The fins are laser-cut balsa. This kit has fin units that are used for
flying but can be easily removed for display.

The instruction manual is thorough, has useful drawings, and is full of humor.

Likely due to copyright and licensing issues, there are only generic decals that
say "Falcon" supplied. I bought some decals from a user on eBay, but I wasn't
entirely happy with their quality or scale, so I made some of my own too using
images I photoshopped and printed out on inkjet paper.

Like most kits, this one starts with the engine mount.

The engine mount is glued into the main body tube, which consists of
two tubes glued together using a joining tube.

There were some lathe marks and flat tops on the balsa nose cones so I sanded
them smooth. On right is how they came, left is after sanding.

The center tube has a wider section at top that uses a paper reducer.
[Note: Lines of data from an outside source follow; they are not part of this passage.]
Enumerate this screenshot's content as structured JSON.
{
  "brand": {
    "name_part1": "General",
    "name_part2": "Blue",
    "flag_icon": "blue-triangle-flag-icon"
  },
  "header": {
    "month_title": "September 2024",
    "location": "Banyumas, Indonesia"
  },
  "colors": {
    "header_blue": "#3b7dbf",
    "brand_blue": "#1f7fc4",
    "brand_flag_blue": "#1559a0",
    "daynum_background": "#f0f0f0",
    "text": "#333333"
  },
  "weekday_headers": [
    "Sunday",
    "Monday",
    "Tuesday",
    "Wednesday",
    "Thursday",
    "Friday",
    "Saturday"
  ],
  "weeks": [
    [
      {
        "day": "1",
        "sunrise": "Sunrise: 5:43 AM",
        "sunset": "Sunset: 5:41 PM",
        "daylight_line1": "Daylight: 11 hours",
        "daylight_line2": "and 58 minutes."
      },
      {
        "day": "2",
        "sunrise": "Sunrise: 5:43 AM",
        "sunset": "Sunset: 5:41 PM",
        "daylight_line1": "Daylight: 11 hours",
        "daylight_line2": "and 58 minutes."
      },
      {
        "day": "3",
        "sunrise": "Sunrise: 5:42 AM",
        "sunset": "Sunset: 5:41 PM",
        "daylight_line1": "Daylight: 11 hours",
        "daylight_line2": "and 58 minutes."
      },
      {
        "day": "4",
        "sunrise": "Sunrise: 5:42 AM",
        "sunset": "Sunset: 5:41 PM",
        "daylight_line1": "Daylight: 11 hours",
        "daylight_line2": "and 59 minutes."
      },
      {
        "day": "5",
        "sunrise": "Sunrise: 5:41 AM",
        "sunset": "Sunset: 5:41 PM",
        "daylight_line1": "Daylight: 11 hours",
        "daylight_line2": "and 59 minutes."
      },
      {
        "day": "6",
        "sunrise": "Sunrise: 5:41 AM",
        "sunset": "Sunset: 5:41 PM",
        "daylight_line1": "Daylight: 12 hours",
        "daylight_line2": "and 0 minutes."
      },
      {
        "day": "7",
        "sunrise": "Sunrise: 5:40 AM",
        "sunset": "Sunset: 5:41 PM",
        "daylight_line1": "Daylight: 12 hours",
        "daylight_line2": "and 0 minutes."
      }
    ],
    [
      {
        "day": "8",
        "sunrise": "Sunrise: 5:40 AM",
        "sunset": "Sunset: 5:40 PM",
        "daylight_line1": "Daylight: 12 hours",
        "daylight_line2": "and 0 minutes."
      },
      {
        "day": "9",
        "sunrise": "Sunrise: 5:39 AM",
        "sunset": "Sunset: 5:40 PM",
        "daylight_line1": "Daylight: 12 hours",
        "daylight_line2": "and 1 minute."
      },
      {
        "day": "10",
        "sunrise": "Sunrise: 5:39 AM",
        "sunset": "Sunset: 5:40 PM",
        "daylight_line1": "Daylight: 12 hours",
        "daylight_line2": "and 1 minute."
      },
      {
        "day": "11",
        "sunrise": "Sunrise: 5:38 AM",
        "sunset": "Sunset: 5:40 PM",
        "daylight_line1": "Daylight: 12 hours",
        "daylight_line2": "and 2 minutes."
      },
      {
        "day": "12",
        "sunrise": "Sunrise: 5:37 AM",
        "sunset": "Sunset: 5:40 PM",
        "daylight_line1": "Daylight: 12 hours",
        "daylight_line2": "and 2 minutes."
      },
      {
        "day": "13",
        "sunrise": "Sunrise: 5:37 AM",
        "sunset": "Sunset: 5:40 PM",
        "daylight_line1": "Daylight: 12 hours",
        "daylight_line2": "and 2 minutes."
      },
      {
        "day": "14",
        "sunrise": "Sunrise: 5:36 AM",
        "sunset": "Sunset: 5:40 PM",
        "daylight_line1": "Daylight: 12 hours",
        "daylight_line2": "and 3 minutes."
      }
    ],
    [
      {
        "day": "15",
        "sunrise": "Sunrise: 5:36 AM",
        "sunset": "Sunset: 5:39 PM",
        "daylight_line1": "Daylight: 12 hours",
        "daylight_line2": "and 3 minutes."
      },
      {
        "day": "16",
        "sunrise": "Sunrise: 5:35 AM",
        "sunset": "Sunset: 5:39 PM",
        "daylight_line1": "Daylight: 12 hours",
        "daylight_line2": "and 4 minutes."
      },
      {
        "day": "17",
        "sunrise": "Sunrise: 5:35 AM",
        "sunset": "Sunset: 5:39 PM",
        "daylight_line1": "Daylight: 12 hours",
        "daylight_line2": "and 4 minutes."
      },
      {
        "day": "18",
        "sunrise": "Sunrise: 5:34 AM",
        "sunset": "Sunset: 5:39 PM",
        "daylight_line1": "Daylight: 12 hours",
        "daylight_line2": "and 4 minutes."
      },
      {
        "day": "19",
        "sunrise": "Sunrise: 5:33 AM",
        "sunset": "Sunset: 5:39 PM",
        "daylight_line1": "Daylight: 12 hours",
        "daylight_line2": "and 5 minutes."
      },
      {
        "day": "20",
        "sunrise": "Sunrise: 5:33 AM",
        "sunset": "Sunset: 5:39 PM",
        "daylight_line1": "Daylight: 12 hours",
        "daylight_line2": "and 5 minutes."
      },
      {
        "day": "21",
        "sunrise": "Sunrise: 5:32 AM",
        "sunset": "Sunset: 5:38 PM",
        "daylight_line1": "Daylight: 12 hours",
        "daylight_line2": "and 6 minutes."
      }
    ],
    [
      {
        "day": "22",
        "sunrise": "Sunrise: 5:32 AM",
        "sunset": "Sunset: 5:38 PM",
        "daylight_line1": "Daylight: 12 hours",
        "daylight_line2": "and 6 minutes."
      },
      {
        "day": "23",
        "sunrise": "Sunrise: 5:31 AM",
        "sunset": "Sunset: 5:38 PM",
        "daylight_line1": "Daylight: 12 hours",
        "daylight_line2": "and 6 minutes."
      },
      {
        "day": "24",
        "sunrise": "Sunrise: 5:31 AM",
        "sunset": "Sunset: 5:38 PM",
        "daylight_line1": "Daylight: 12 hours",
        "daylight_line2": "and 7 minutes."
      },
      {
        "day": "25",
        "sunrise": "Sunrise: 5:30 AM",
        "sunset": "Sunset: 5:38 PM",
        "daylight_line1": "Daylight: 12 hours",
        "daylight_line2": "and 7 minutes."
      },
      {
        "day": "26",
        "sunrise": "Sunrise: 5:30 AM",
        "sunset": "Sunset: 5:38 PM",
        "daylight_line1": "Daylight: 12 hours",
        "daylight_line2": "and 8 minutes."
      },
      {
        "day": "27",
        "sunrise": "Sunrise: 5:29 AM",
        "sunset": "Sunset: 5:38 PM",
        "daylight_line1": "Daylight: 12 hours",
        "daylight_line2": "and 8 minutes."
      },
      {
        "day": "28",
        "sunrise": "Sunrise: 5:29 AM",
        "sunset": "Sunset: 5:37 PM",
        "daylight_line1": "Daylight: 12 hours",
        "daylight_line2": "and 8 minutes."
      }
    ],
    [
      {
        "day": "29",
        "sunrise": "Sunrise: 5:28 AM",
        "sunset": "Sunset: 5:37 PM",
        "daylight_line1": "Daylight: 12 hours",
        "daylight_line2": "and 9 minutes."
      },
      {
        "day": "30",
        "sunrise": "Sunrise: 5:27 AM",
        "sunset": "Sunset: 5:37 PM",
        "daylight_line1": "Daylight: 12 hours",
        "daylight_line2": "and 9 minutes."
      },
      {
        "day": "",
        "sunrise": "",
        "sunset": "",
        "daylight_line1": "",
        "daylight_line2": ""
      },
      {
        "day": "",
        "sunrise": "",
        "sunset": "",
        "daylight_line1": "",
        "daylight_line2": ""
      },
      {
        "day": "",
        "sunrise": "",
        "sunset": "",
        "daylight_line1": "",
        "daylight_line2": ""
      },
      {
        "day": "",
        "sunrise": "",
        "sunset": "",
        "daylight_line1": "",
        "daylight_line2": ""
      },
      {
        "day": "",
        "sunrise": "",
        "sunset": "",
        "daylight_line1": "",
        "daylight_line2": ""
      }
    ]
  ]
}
The fin units were pretty simple to assemble.

The instructions said the nose cone was ballasted, but mine wasn't. I found these
washers in the kit and figured they were for weighting the nose, but I double
checked with the nice people at erockets.biz and they confirmed these should be glued to
the nose cone and fastened with the hook eye. I used CA glue.

The Falcon has some retractable fin things that aren't represented in the kit.

the decal sheet I got from eBay has some nice decals representing them, but I wanted
mine to have relief like on the real rocket, so I cut some little house-shaped pieces
out of chip board, which I'll glue on, then apply the decals on top.

First round of plastic wood filler applied to smooth everything out.

After sanding. There are some pretty phallic components of this rocket.
Can you tell men designed these things? :P

The instructions say to glue the three tubes directly together, but the real
rocket has them spaced. It might be ill-advised stability wise, but I'm going
to attempt to glue them together with spacers I've cut from a 1/4" diameter dowel.

The cross members will help hold it all together (hopefully!)

The cardboard fin legs are hard to curve cleanly. I'll need to do some filler work
to get them smooth.

My little Monopoly houses installed

The instructions say to double up the four launch tube mounts, but my kit only came
with two, and they weren't the same size. I used some spare balsa to double them.

The real Falcon Heavy has some tubing that runs down one of the boosters. I'm going to
replicate this using some kabob skewers that I've split with an Xacto knife.

I've also added narrow strips of masking tape that I intend to leave on, to replicate
some of the more subtle relief on the body tubes of the original rocket. Shown here after paint.

Time for decals.

I ended up making some more of my own decals because I wanted some to be
subtler, so I printed them in a medium grey color, such as the rectangles on the fins.

I also made lighter grey versions for the inner tube's retractable upper fins, which are
painted white rather than black on the real rocket.

I clear coated all the decals with gloss lacquer, then coated the entire model with
Tamiya flat. Here i've installed the parachute.

I still got some silvering of the decals. I think next time I'll do a coat of gloss under them too.

Here it is with the fin units, as it would be set up for launching.